An important pre-event horse race called Yoinori highlights the quintessential Japanese culture as the horsemen are dressed in traditional attire called Nobakama with traditional tabard (jinbaori) and white headbands (hachimaki). Eight horsemen compete for a thousand-meter loop with the help of traditional harnesses and horse-riding techniques. Thousands of thrilled and up-beat Japanese spectators are enveloped with excitement. Yoinori sets the right note of traditional equine festivity, and spectators are filled with awe.
The Yoinori is followed by a monumental procession, known as the Ogyourtesu, to the Hibarigahara field, for the next event of the second day. The Ogyourtesu is a replica of how the warriors of yore must have marched across the training camps with indestructible force. Horsemen march to the Hibarigahara field, three kilometers away. Each group of horsemen carries forward a portable replica of their respective regional shrine. Around 500 samurai clad in their inherited armors march valiantly across the road. The unparalleled procession is one of the most scintillating exhibitions of traditional Japanese culture.
After Ogyoutsen, conch shells and drum beats beckon the unveiling of another spectacular event.
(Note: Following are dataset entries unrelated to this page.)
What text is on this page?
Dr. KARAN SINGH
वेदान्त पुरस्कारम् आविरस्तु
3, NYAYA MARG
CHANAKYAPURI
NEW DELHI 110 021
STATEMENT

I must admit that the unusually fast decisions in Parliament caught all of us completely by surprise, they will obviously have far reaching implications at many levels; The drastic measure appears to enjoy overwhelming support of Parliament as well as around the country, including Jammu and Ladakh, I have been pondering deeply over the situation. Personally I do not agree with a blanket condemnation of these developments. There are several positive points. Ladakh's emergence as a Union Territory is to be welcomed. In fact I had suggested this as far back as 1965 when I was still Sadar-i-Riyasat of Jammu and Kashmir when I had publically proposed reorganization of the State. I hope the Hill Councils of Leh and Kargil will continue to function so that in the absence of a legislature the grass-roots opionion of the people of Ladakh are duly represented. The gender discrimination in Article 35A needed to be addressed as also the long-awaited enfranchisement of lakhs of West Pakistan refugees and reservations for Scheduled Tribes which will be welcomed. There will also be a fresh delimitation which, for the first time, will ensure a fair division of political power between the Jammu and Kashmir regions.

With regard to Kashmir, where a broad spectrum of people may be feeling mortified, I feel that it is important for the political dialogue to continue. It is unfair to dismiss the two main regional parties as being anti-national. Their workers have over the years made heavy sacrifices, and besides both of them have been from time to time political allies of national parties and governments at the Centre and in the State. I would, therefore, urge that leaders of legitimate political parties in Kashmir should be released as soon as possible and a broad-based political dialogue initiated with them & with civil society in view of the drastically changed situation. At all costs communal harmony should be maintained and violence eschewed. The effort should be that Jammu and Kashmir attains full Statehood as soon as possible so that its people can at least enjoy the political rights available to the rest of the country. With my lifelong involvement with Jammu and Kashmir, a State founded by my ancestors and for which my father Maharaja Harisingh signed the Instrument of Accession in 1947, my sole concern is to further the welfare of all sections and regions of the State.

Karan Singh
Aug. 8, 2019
The valiant horse race Kacchu-Keiba has the similar thousand-meter loop like that of Yoinori but the number of samurai stationed are ten. Young and throbbing samurai with their equally charged stallions unite perfectly when the traditional horse-riding techniques inherited from the Otsubo School are implemented. Their colourful and quaint attire and the long ancient banners uniquely fastened at the back of each rider are the most exciting and memorable sights any equine lover can wish to behold.
Shortly after noon, another round of drum beating and conch shells can be heard to signal another adrenaline pouring sport. From the mountain top, hundreds of samurai storm towards the open fields as two sacred flags are shot through the mouth of canons in the air. The Hibarigahara field is shaken by the constant beating of hooves of the powerful beasts as samurais are enmeshed in a relentless battle to secure the flags. The battle is won at once on the successful retrieval of the flags by the players.
On the final day, several mounted horsemen pursue the unbridled and unsaddled horses into a corral made from bamboo. The young sporting men ambush the horses clad in shiny white clothing with white headbands and present them to the Odaka shrines as offerings. With these unique equine adventures, the festival ends on a high note, bringing a glorious tradition alive.